By Jugal Mody
Timepass 2 is a Marathi romantic comedy and a sequel to 2014’s second highest-grossing Marathi film. Both T and T2 are made by Ravi Jadhav of Natarang fame.
Timepass followed the adventures of Dagadu Parab aka Chaddi (Prathamesh Parab) – an urchin in love with Prajakta Lele (Ketaki Mategaonkar), a girl from a middle-class family with a strict father. The film ended with the boy and the girl being torn apart by Mr Lele (Vaibhav Mangle), who upped and moved to his village because he felt he had no choice – the poor boy from the neighbourhood was chasing his daughter.
Priya Bapat as Prajakta Lele
Timepass 2 starts a few years from then, and a lot has happened in the meanwhile. Dagadu’s sister (Aarti Wagdabalkar) gets married to a liar who leaves her and she returns home. Prajakta’s brother has a love marriage and is dead to their father. Older Dagadu (Priyadarshan Jadhav) fulfills his ambition of becoming someone big in the community – rich, powerful and charitable. On the inaugural day of his ambulance service, Dagadu’s three best friends remind him of Prajakta over a drinking session. They push him to find her now that he is no longer that urchin. The rest of the movie follows Dagadu finding an older Prajakta (Priya Bapat) and Mr Lele, what happened in their lives, and making attempts to convince Mr Lele that he is the right person for his daughter’s hand.
While the film is an overall boy-boy film, there are a few named women characters in it. Among the women, T2 focuses only on Prajakta and once in a while on Dagadu’s sister Manda.
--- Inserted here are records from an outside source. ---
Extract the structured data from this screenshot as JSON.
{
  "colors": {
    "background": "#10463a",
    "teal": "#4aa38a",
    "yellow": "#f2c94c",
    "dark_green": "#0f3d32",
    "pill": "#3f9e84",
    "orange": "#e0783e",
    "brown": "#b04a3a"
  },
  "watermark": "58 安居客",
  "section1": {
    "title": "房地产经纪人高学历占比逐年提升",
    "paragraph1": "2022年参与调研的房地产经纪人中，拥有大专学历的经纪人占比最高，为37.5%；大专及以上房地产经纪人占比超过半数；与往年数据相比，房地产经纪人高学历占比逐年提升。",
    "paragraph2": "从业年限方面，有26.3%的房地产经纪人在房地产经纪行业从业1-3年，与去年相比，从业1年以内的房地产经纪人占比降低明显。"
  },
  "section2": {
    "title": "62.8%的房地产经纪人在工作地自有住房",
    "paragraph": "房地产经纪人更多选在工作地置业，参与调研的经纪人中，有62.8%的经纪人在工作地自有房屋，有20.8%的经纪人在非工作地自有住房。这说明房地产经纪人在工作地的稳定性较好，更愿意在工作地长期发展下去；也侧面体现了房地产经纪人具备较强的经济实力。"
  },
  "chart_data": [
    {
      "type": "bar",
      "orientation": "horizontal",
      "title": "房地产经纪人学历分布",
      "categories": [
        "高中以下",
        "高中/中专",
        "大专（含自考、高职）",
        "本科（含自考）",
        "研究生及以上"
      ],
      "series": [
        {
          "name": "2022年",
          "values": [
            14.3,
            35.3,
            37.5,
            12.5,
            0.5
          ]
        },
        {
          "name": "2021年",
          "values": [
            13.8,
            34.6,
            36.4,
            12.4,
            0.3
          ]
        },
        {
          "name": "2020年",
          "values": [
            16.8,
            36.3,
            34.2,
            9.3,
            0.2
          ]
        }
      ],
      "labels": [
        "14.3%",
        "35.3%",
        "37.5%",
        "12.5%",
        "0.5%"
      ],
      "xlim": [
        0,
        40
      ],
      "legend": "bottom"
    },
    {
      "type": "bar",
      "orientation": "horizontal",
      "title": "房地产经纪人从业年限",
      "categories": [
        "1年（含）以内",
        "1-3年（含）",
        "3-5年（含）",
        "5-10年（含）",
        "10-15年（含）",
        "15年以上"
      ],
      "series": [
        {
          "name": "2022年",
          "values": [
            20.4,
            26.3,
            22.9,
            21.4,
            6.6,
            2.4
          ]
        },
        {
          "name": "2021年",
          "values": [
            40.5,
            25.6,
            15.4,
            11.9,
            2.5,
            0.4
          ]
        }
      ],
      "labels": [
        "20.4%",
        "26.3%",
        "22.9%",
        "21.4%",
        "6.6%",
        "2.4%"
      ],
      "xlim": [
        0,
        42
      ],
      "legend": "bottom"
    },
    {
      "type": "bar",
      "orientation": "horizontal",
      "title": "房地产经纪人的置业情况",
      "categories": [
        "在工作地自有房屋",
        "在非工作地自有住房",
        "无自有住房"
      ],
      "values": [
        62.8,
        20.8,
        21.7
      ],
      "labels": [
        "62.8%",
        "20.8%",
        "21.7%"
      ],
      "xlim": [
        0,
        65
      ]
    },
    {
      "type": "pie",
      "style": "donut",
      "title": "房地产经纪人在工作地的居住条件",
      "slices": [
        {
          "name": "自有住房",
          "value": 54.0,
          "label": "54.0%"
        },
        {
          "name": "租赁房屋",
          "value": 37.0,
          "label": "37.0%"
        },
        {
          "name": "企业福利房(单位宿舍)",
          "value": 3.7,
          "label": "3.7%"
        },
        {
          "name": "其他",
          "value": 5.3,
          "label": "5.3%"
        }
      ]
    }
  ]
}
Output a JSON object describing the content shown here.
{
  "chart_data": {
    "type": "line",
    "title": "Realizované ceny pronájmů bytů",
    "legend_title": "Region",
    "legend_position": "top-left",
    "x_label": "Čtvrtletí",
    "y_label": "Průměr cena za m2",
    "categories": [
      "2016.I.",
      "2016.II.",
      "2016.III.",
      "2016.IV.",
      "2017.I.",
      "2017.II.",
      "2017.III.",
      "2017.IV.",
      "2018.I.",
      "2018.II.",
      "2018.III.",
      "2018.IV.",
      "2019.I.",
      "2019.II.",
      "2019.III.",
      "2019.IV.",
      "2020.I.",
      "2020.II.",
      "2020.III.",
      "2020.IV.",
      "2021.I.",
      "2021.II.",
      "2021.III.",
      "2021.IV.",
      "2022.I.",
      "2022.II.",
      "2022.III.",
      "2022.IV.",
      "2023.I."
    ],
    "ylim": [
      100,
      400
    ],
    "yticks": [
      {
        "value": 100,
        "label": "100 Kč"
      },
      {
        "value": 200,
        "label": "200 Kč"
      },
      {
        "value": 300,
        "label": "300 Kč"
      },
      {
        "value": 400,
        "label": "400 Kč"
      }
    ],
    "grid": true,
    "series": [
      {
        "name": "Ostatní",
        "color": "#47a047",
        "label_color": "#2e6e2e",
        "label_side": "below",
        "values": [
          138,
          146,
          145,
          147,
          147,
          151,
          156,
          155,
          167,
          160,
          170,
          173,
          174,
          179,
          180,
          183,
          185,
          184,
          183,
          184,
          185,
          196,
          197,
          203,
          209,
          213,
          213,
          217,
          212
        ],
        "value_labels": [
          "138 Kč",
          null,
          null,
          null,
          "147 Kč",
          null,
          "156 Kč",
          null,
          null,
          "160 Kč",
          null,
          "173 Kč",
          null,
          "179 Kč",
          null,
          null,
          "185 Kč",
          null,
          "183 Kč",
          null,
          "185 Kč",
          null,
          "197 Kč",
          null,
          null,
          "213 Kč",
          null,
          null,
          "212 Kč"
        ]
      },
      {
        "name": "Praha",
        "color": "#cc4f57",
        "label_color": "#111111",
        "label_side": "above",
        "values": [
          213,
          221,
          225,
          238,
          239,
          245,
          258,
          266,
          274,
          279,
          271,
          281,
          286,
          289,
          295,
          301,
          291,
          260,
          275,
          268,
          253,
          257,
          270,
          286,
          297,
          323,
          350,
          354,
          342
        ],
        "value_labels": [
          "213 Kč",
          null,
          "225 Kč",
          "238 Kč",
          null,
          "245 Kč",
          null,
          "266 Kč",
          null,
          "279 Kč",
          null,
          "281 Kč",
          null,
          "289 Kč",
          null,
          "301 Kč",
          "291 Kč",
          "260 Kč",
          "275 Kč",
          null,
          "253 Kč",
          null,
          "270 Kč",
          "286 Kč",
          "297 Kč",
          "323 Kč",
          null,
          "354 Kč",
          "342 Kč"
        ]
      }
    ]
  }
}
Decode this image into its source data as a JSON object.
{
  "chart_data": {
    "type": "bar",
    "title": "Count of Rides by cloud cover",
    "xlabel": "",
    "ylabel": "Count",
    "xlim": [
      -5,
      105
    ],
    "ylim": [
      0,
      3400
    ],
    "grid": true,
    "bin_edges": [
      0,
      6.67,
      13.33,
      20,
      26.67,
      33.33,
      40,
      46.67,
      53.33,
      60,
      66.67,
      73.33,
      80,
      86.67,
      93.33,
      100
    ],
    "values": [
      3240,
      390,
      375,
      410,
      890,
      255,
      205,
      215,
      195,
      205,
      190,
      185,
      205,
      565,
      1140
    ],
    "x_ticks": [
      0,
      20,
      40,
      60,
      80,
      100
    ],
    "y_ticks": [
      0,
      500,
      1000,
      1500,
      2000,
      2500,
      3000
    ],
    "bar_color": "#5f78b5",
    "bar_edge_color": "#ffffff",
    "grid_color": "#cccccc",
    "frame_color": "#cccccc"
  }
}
While Manda mostly exists as a guiding voice, the story scratches just a little beyond the surface of Prajakta’s life.
Prajakta’s introduction is a dreamy song in which she plays with all the kids in a coastal village and floats all by her lonesome in a basket boat. After that, we learn that she is visiting her father who lives in the village – being his usual classist and racist self towards the migrants working there. He is happy that Prajakta is pursuing musical theatre and loathes Bollywood just like him.
Turns out Prajakta returned to Bombay to find Dagadu and have her own life a few years ago. She’s worked in all kinds of jobs (we are never told what they are) and off late, has been working as a backup dancer in Bollywood songs.
When Dagadu and her father find out what she does (in a shocker as they enter a set to see her at the shoot of an item number), initially both of them don’t like it. The father drags her off the set and insults her. What happens next is what you don’t expect. While still crying, she argues with him about how he never understood what she wanted and was living inside his own ego. Later, Dagadu very awkwardly tries to bring up the conversation, but the awkwardness ends with him saying he has no problem with her doing whatever she wants to pursue as a career.
But later, to console her father, she promises him that she will quit it all. The story quickly moves to the separation of the two lovers once again because Dagadu doesn’t want to disrespect her dad by eloping with her. The two of them move on and decide to get arranged-married to people their families approve of, which is followed by the best twist – one that made me cheer for Prajakta. She drugs and kidnaps Dagadu right before their respective weddings, dumps him in a trunk and drives him all the way out of town. She then stops mid-way, opens the trunk of the car and scolds a tied and gagged Dagadu.
All the scenes featuring the men don’t have the characters even once talking about what Prajakta might want for herself. In bits and pieces, we are shown Prajakta finding her own way, and shown how she has agency over her body and life. But the film completely and utterly fails to show any other women doing anything at all. That makes this movie fail the Bechdel Test.